MoE isn’t novel — it’s been around in some form for years. But its efficiency and flexibility has made it an increasingly popular choice among model vendors (see: the model powering Microsoft’s language translation services).
Now, “comparable quality” is a bit of a nebulous descriptor. Quality where it concerns GenAI models, especially multimodal ones, is hard to quantify — doubly so when the models are gated behind private previews that exclude the press. For what it’s worth, Google claims that Gemini 1.5 Pro performs at a “broadly similar level” compared to Ultra on the benchmarks the company uses to develop LLMs while outperforming Gemini 1.0 Pro on 87% of those benchmarks. ( I’ll note that outperforming Gemini 1.0 Pro is a low bar .)
Pricing is a big question mark.
During the private preview, Gemini 1.5 Pro with the 1 million-token context window will be free to use, Google says. But the company plans to introduce pricing tiers in the near future that start at the standard 128,000 context window and scale up to 1 million tokens.
I have to imagine the larger context window won’t come cheap — and Google didn’t allay fears by opting not to reveal pricing during the briefing. If pricing’s in line with Anthropic’s , it could cost $8 per million prompt tokens and $24 per million generated tokens. But perhaps it’ll be lower; stranger things have happened! We’ll have to wait and see.

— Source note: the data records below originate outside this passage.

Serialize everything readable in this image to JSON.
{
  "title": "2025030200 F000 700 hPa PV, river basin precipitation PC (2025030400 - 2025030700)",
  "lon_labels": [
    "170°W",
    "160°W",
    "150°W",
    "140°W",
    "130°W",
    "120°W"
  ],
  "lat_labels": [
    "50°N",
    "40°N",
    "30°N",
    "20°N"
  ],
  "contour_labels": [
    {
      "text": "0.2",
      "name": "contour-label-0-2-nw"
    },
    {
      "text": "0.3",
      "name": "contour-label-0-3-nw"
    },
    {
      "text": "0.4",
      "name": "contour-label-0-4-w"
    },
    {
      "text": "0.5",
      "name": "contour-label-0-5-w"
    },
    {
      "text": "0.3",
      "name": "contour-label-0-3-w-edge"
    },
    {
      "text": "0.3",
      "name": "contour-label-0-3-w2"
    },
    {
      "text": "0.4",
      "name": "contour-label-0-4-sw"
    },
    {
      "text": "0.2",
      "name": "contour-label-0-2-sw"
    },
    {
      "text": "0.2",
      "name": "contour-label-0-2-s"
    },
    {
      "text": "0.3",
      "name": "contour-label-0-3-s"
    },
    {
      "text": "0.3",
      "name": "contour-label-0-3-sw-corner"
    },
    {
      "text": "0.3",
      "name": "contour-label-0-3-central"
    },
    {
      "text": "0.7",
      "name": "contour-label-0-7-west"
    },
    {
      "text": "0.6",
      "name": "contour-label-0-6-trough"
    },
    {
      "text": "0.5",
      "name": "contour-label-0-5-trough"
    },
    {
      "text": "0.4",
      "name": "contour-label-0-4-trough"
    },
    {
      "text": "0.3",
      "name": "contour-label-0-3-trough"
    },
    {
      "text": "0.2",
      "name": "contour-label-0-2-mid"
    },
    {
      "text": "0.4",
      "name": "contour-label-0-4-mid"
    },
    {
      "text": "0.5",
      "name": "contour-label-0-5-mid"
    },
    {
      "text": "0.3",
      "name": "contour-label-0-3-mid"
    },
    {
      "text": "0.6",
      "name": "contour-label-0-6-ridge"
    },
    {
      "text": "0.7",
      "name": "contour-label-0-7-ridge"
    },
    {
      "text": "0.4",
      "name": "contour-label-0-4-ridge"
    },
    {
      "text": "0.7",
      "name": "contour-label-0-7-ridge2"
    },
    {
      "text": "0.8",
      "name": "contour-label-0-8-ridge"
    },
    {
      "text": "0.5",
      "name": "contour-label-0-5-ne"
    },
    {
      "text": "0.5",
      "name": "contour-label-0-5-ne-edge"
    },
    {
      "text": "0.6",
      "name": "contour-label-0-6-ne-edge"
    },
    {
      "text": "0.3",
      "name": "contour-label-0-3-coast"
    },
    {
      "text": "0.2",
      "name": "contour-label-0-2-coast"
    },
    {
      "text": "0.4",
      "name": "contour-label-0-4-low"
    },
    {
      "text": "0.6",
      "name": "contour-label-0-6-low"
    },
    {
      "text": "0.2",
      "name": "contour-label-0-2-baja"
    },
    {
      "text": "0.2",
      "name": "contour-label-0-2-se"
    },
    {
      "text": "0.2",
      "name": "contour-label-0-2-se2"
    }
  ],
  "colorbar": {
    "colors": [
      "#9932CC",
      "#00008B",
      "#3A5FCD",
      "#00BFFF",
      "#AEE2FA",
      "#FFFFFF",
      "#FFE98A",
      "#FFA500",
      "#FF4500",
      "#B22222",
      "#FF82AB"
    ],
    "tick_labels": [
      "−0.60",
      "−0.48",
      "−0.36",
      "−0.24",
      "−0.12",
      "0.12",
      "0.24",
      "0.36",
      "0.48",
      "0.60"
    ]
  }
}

I wonder, too, about the implications for the rest of the models in the Gemini family, chiefly Gemini Ultra. Can we expect Ultra model upgrades roughly aligned with Pro upgrades? Or will there always be — as there is now — an awkward period where the available Pro models are superior performance-wise to the Ultra models, which Google’s still marketing as the top of the line in its Gemini portfolio?
Chalk it up to teething issues if you’re feeling charitable. If you’re not, call it like it is: darn confusing.